What is seasonal canine illness?
Seasonal canine illness (SCI) is a very serious and potentially life-threatening illness. It generally affects dogs which have been walked in woodland areas 1 – 3 days prior to becoming unwell.
Seasonal canine illness was first found back in 2009 in dogs which had been walked at the Sandringham Estate in Norfolk. Shortly afterwards dogs which had been walked in Thetford, Sherwood and Rendlesham Forest and Clumber Park were also reported to have shown similar signs of seasonal canine illness.
Generally, cases of the illness are seen between the months of August through to November, with the highest figures in September.
What causes seasonal canine illness?
As yet the cause of seasonal canine illness is unknown. Suggestions have been made that harvest mite could play a role in causing the disease as quite a large number of the dogs affected had been found to have harvest mites. The season in which the disease generally is seen is also consistent with the high numbers of larvae in the environment. However, British harvest mites, are not currently known to carry or transmit any known diseases, hence no formal links have been proven at this stage.
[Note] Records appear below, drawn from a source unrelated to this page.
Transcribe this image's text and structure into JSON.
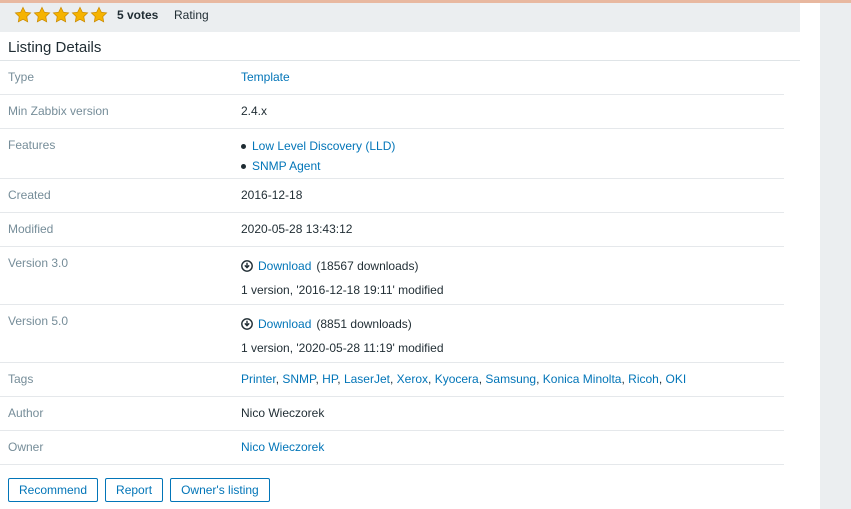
{
  "rating": {
    "stars_filled": 5,
    "stars_total": 5,
    "votes_text": "5 votes",
    "label": "Rating"
  },
  "section_title": "Listing Details",
  "details": {
    "type": {
      "label": "Type",
      "value": "Template"
    },
    "min_version": {
      "label": "Min Zabbix version",
      "value": "2.4.x"
    },
    "features": {
      "label": "Features",
      "items": [
        "Low Level Discovery (LLD)",
        "SNMP Agent"
      ]
    },
    "created": {
      "label": "Created",
      "value": "2016-12-18"
    },
    "modified": {
      "label": "Modified",
      "value": "2020-05-28 13:43:12"
    },
    "version_3": {
      "label": "Version 3.0",
      "download_label": "Download",
      "downloads_text": "(18567 downloads)",
      "meta": "1 version, '2016-12-18 19:11' modified"
    },
    "version_5": {
      "label": "Version 5.0",
      "download_label": "Download",
      "downloads_text": "(8851 downloads)",
      "meta": "1 version, '2020-05-28 11:19' modified"
    },
    "tags": {
      "label": "Tags",
      "items": [
        "Printer",
        "SNMP",
        "HP",
        "LaserJet",
        "Xerox",
        "Kyocera",
        "Samsung",
        "Konica Minolta",
        "Ricoh",
        "OKI"
      ]
    },
    "author": {
      "label": "Author",
      "value": "Nico Wieczorek"
    },
    "owner": {
      "label": "Owner",
      "value": "Nico Wieczorek"
    }
  },
  "buttons": {
    "recommend": "Recommend",
    "report": "Report",
    "owners_listing": "Owner's listing"
  },
  "colors": {
    "link": "#0275b8",
    "star": "#f5b301",
    "label": "#768d99",
    "panel": "#ebeef0"
  }
}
Toxins which occur naturally in plants and fungi were also thought to be possible causes. However, a lot of these toxins have also been excluded.
Work is still going on to try to better understand this disease and the causes.
What are the symptoms of the disease?
Symptoms generally include vomiting, diarrhoea and lethargy. There are many potential causes of vomiting, diarrhoea and also lethargy, so it is hard to be sure if SCI is present, and suspicion is greatest if other causes of illness have already been ruled out. As the cause is unknown, there is no test at present which can confirm a diagnosis for SCI.
How important is it to take action immediately
Prompt action is important with all unwell dogs. Increased awareness of SCI and prompter treatments has to lead to more good outcomes for dogs which have been affected. Many affected dogs have made recoveries with treatment in 7 to 10 days.
How is the illness treated?
Making a diagnosis of seasonal canine illness is quite challenging. Diagnosis is based on the elimination of other causes of the signs and treatment is essentially symptomatic.
Some dogs may require in-hospital treatment which generally consists of intravenous fluid therapy and anti-sickness medications, with symptomatic treatment of diarrhoea. If signs are not severe they may just need symptomatic treatment at home. If there are signs of harvest mites then you may be advised treatment for these also.
Can I prevent my dog from getting seasonal canine illness?
The important thing to remember is that it is an uncommon disease. With us not knowing the exact cause its difficult to give advice for the prevention.
With the possibility that it could be related to harvest mites, it is important to examine your dog especially around the ears and between the paws for any signs. Harvest mites are small reddish-orange specks found on the surface of your dog’s skin.
As there is an association with harvest mites, use of an anti-parasitic product which targets than would possibly be useful prior to walking in woodland areas. Small breed dogs have been reported to be most at risk, but the true risk factors for different breeds are not known at this time.
Be vigilant and closely monitor your dog’s health after a woodland walk, especially if you are in known affected areas.